Non diedi importanza alla cosa, erano ancora adolescente, di sicuro non pensavo ancora ad un matrimonio. Promisi però di conservarla e dissi a lei che io sarei tornata nuovamente a trovarla non appena mi fosse stato possibile ritornare nelle Marche.

Fu allora, dopo questa mia promessa, che Giustina indicò una finestrella in alto sulla stalla e guardandomi con amore disse: « Vedi … Mi hanno già chiamata». Dissi un flebile “no”. Lei sorrise e mi disse: «Senti bene: tu tornerai da me ma io non ci sarò». La interruppi di nuovo chiedendo ingenuamente: Perché? dove vai?». Giustina mi rispose: «Lassù … ma ti dico che quando verrai sarai accompagnata con l’uomo giusto per te. E quando avrai bisogno di me chiamami … Quando la Madonna mi darà il permesso, io ti aiuterò». Mi allontanai perplessa, ma gioiosa nell’aver potuto abbracciare Giustina, e , nonostante tutto, la sentivo oramai parte di me.

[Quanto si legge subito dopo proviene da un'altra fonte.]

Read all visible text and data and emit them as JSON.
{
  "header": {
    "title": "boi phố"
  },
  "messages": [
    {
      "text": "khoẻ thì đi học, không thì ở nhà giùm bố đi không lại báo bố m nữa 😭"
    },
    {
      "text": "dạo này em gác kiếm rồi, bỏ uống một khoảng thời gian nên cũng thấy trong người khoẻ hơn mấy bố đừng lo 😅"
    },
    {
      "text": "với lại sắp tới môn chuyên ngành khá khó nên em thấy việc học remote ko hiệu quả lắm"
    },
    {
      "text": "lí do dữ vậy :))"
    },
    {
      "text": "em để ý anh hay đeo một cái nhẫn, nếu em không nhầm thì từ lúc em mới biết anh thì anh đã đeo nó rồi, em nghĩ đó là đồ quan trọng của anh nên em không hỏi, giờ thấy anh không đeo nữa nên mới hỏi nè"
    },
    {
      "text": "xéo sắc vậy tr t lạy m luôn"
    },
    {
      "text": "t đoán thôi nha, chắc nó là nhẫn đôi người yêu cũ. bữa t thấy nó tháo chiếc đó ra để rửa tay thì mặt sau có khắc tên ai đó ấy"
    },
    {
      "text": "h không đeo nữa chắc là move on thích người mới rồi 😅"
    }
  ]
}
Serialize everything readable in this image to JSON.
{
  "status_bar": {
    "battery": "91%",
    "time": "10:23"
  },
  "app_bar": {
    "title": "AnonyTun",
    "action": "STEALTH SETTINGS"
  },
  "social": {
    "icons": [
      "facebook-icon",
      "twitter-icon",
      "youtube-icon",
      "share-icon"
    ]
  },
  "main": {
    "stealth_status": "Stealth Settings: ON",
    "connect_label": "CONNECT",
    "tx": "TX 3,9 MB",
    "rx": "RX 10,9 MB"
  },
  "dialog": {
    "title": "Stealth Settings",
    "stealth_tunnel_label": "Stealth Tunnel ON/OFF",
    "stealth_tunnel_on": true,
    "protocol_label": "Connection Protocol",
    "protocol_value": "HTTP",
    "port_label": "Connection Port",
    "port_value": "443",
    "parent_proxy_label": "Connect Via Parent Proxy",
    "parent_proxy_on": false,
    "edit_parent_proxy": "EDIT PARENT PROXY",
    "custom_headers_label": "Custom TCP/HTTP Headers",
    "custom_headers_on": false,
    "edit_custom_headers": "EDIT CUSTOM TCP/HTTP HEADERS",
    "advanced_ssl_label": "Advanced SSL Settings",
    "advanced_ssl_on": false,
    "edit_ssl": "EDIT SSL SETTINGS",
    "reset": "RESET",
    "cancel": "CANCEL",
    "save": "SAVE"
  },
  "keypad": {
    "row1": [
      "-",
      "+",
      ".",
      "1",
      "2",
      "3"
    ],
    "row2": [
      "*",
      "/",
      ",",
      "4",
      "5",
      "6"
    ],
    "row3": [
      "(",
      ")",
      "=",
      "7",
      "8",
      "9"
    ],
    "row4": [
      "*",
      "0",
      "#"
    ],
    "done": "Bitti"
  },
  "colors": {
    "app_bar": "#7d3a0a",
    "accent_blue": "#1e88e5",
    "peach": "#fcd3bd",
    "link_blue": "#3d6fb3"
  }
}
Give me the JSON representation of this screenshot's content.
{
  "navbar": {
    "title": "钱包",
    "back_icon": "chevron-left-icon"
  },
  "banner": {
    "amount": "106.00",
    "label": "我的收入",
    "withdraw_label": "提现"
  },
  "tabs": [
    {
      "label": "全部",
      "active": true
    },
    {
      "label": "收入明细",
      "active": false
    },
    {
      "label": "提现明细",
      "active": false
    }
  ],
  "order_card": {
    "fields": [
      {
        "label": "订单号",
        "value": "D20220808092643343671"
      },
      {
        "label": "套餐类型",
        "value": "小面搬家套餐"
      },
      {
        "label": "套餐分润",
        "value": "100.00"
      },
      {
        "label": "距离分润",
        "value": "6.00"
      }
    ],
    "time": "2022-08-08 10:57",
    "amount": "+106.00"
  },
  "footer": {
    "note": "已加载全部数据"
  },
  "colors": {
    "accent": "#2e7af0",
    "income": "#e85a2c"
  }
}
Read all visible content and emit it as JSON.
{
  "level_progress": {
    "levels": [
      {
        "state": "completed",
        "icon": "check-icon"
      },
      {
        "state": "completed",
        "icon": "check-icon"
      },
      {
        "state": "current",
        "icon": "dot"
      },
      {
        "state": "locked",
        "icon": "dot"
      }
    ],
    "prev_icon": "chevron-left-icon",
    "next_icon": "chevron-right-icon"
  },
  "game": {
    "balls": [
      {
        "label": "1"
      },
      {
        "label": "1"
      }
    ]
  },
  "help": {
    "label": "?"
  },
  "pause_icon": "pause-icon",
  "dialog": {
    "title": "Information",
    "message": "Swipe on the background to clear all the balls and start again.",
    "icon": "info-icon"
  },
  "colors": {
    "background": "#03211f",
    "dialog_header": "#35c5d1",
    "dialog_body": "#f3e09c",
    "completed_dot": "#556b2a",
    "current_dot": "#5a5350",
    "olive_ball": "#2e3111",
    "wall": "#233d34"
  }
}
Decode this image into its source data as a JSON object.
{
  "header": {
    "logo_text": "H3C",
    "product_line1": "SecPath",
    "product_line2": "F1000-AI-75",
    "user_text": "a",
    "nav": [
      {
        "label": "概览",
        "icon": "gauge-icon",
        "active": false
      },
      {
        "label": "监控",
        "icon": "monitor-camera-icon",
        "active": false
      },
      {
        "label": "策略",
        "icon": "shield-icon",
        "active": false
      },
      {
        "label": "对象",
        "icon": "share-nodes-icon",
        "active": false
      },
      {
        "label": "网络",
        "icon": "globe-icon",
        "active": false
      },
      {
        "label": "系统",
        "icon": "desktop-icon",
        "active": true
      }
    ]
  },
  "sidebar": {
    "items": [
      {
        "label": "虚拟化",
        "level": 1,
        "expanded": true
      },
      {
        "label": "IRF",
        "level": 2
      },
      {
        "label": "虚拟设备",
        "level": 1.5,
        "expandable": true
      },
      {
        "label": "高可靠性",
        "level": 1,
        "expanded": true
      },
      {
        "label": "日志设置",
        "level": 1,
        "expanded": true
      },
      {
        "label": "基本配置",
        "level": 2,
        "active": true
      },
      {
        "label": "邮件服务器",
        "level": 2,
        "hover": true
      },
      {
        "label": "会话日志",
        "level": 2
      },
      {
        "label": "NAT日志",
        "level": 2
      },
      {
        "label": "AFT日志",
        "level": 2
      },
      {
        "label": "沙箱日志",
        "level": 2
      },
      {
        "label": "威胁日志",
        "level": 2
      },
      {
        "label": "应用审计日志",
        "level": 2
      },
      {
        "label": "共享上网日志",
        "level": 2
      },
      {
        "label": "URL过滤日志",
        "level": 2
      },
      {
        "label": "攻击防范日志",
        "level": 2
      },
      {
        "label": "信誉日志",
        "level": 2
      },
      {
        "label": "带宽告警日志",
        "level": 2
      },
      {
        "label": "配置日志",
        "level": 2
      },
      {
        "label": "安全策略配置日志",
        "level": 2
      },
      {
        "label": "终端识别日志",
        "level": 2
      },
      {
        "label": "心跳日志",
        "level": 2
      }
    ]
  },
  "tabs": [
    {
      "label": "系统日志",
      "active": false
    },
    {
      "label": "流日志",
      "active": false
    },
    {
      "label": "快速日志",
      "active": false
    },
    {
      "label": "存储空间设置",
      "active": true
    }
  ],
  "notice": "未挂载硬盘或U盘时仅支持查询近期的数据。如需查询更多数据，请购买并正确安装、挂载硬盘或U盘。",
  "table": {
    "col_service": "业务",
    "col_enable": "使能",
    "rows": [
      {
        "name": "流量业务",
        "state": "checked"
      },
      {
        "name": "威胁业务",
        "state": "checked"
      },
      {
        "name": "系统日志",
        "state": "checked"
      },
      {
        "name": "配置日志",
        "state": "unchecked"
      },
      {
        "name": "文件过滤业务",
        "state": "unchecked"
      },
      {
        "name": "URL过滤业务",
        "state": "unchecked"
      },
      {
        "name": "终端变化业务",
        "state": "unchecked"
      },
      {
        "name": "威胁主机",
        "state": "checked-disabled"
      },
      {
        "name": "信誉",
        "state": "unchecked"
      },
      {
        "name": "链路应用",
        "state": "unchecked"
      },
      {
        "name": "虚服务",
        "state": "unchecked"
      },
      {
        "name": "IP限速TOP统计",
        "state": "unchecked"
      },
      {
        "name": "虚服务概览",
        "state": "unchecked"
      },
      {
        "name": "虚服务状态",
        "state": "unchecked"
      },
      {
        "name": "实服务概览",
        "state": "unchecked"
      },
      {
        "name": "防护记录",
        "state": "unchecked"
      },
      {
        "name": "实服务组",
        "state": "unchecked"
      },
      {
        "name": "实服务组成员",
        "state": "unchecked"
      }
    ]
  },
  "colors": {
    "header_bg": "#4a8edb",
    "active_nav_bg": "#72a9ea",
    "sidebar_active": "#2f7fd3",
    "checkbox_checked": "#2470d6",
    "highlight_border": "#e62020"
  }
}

Passarono gli anni e la vita trascorse, ma il desiderio di poter rivedere Giustina non svanì. Fu in un’estate spensierata che riuscii finalmente a tornare nella mia natia regione, in vacanza, con la mia famiglia e con il mio fidanzato. Fu naturale per me trovare il modo di tornare a Belmonte, da Giustina, per giunta con il mio fidanzato e volevo tanto che lei lo conoscesse. Arrivai a quella sua abitazione e non trovai le solite persone davanti alla stalla. Allora cercai di capire e potei chiedere ad una signora dove si trovasse Giustina. Mi rispose che non era più tra noi. Questa signora mi diede una foto di Giustina come ricordino. Stetti male.

Presi conoscenza del luogo della sua sepoltura e andai a trovarla, mantenni così la parola. Accanto a me il mio futuro marito. Giustina aveva ragione.

Mi sposai con l’uomo che mi aveva accompagnato fidanzato nell’andare da lei. E, come Giustina mi aveva predetto, così tutto accadde. Ho ancora la sua lettera, e da quel giorno ogni anno, faccio visita alle sue spoglie mortali e le porto un fiore per ringraziarla di tutto ciò che lei è stata per me e per i miei cari, da lei predetti.

   Queste poche righe vogliono essere una testimonianza per coloro che non hanno potuto conoscere Giustina Sbaffoni, e per quanti non hanno potuto bearsi della sua bontà e per quelli che, conoscendomi, sanno quanto bene, quell’incontro con Giustina abbia creato per la mia vita.